源数据为电影评分数据,原文件地址:
其实拿出数据中的一列,就是series类型,链接:https://pan.baidu.com/s/1o1DQqAYr9QHqBZ52z4LMZw?pwd=pyth
提取码:pyth
series对象略像字典这种结构,因为带键值对(此处称为索引、值)
import pandas as pd
fandango = pd.read_csv('fandango_score_comparison.csv')
series_film = fandango['FILM']
print(type(fandango))#<class 'pandas.core.frame.DataFrame'>数据矩阵的类型
print(type(series_film))#<class 'pandas.core.series.Series'>拿出其中一列,类型就是series
print(series_film[0:5])
series_rt = fandango['RottenTomatoes']
print (series_rt[0:5])
series的特点:建立series对象,可以用值作为索引,同时,数字索引依然可用
# Import the Series object from pandas
from pandas import Series
series_film = fandango['FILM']
film_names = series_film.values
print (type(film_names))#<class 'numpy.ndarray'>,pandas一些内容是封装在numpy基础之上的
rt_scores = series_rt.values#拿一列值,以备构建series对象使用
series_custom = Series(rt_scores , index=film_names)#使用film_names作为索引
series_custom[['Minions (2015)', 'Leviathan (2014)']]#行索引一般是数字,这里可以使用数值索引,当然也可以用数字,因为在构建series数据时使用film_names作为索引了
#结果为:
'''
Minions (2015) 54
Leviathan (2014) 99
dtype: int64
'''
#上面数值索引可用,下面的例子中数字索引依然是可用的
# int index is also aviable
series_custom = Series(rt_scores , index=film_names)
series_custom[['Minions (2015)', 'Leviathan (2014)']]
fiveten = series_custom[5:10]#正常使用
print(fiveten)
'''
The Water Diviner (2015) 63
Irrational Man (2015) 42
Top Five (2014) 86
Shaun the Sheep Movie (2015) 99
Love & Mercy (2015) 89
dtype: int64
'''
索引排序后,索引对应的数据也会跟着索引一起变动,同样的,对值排序,索引也跟着变动
original_index = series_custom.index.tolist()
sorted_index = sorted(original_index)#字符串排序,original_index没变
sorted_by_index = series_custom.reindex(sorted_index)#对索引重新排,按照sorted_index的顺序排,注意索引对应的数据也跟着排序了
print(series_custom[0:3])#原series对象
'''
['Avengers: Age of Ultron (2015)', 'Cinderella (2015)', 'Ant-Man (2015)']

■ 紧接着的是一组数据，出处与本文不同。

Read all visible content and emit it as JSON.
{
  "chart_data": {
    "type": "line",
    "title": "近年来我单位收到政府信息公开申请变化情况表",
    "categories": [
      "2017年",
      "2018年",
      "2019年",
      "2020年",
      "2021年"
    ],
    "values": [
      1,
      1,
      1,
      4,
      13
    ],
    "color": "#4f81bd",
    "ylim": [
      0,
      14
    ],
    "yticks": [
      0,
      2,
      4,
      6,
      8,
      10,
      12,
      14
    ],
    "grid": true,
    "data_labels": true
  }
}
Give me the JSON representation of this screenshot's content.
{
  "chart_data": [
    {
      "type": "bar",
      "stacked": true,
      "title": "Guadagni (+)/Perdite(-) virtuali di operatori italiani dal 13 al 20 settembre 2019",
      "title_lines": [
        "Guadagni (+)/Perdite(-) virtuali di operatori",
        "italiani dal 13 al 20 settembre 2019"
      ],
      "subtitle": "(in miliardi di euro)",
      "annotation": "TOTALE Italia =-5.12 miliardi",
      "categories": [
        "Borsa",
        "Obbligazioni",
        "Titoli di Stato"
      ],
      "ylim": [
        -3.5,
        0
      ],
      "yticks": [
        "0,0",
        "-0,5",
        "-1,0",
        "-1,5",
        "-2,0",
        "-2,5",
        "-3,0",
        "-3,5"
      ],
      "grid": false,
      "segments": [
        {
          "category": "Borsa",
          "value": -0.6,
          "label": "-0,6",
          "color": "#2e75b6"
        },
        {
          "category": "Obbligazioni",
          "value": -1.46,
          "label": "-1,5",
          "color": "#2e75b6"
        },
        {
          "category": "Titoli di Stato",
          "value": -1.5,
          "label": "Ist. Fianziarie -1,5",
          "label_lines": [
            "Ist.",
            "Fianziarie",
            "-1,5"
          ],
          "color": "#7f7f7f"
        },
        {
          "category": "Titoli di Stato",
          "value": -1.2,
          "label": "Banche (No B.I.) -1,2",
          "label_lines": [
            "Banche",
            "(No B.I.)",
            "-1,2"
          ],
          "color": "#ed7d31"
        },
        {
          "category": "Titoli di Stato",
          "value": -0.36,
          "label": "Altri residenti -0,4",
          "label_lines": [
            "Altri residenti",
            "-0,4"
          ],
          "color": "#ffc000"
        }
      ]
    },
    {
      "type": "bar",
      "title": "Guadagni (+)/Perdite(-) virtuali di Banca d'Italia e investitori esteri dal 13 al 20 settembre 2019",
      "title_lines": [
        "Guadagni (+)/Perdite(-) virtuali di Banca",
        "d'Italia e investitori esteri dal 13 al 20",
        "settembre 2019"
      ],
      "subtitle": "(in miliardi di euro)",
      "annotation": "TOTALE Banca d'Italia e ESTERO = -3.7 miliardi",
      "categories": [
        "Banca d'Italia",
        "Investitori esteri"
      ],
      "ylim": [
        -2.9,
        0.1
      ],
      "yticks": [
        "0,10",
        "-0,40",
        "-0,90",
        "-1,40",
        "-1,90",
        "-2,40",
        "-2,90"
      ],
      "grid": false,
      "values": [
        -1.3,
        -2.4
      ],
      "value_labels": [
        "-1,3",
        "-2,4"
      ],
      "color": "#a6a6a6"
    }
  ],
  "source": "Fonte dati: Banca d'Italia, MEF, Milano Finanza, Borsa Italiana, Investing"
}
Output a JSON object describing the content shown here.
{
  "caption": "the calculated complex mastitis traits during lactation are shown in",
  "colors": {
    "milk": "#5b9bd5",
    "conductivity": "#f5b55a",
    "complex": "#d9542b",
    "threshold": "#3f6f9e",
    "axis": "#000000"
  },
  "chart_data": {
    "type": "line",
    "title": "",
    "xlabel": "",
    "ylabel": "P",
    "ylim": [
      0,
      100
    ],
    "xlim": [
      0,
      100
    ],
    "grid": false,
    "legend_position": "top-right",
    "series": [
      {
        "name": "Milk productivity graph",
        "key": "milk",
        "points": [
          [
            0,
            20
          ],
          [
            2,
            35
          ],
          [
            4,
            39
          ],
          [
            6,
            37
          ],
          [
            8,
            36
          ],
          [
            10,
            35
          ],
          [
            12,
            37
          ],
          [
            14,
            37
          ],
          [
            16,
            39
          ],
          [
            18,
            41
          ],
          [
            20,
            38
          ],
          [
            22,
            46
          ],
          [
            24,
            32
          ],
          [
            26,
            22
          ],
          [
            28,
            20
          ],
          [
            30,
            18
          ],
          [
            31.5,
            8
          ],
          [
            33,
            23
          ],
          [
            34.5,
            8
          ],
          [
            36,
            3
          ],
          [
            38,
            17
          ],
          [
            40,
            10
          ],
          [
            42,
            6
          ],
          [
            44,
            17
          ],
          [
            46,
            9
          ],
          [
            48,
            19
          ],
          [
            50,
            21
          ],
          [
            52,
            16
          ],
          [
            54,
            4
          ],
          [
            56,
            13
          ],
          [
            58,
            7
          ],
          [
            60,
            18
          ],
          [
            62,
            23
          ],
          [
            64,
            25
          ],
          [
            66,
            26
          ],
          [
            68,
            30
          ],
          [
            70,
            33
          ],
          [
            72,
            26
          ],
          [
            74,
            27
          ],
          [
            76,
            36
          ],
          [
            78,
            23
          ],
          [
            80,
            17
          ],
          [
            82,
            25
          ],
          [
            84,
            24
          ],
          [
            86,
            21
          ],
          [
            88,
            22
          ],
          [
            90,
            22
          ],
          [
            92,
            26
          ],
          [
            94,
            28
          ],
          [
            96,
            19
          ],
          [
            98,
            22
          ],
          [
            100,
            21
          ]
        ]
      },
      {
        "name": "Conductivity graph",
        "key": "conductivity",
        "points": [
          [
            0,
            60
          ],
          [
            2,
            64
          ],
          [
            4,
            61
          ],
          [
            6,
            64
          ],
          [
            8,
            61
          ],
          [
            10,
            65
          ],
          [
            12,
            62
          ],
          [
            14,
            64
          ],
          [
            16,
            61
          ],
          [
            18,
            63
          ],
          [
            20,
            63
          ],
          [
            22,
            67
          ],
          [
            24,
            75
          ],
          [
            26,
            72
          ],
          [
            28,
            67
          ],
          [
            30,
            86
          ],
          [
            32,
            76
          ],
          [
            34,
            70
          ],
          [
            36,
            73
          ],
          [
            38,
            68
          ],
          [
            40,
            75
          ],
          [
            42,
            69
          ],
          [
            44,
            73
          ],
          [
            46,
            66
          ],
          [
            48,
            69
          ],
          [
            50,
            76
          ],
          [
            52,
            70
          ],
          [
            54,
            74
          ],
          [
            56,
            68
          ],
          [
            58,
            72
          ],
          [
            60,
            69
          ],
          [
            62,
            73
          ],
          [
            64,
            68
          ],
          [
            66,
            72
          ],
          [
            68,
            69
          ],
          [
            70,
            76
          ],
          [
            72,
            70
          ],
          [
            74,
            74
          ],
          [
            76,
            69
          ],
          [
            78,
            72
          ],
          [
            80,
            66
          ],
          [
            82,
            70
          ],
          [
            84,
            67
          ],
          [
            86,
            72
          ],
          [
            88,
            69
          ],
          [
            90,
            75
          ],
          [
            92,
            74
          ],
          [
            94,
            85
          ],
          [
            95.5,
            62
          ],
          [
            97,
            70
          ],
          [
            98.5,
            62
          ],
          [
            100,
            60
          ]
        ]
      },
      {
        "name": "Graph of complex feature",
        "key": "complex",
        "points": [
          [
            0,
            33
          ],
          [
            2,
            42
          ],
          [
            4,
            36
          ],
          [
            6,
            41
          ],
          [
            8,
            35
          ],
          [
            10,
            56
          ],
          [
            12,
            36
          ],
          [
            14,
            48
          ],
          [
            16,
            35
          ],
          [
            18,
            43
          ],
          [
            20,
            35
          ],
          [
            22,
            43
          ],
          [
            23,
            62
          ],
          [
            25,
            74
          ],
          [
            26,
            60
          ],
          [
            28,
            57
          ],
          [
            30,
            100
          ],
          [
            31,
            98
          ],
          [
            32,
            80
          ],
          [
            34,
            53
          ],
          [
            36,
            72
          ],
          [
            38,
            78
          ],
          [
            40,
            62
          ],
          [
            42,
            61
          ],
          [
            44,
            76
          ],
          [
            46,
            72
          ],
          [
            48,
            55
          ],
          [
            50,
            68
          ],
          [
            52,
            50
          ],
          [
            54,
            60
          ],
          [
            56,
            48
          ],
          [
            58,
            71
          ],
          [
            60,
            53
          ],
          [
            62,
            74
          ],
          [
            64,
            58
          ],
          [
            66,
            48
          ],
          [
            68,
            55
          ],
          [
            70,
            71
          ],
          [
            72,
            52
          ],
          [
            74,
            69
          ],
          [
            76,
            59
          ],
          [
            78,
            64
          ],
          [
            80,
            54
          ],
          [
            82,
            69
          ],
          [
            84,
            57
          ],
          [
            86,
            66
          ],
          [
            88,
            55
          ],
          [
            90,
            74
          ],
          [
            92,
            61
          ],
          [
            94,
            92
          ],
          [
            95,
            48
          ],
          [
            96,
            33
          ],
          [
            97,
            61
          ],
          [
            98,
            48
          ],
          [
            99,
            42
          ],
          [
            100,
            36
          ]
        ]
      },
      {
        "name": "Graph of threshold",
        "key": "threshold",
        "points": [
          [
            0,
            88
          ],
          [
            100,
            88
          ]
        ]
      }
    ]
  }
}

Avengers: Age of Ultron (2015) 74
Cinderella (2015) 85
Ant-Man (2015) 80
'''
print(sorted_by_index[0:3])#排序后的series对象
'''
'71 (2015) 97
5 Flights Up (2015) 52
A Little Chaos (2015) 40
'''
print(series_custom[["'71 (2015)","5 Flights Up (2015)","A Little Chaos (2015)"]])#挑出三数值索引以及数据对照
'''
'71 (2015) 97
5 Flights Up (2015) 52
A Little Chaos (2015) 40
dtype: int64
'''
#对值排序,索引也跟着排序
sc2 = series_custom.sort_index()
sc3 = series_custom.sort_values()
print(sc2[0:3])
'''
'71 (2015) 97
5 Flights Up (2015) 52
A Little Chaos (2015) 40
'''
print(sc3[0:3])
'''
'71 (2015) 97
5 Flights Up (2015) 52
A Little Chaos (2015) 40
'''
Series对象中的值被视为ndarray,即NumPy中的核心数据类型,NumPy中ndarray的操作自然是通用的
#The values in a Series object are treated as an ndarray, the core data type in NumPy
import numpy as np
# Add each value with each other
print np.add(series_custom, series_custom)#加法操作函数
# Apply sine function to each value
np.sin(series_custom)#sin函数
# Return the highest value (will return a single value not a Series)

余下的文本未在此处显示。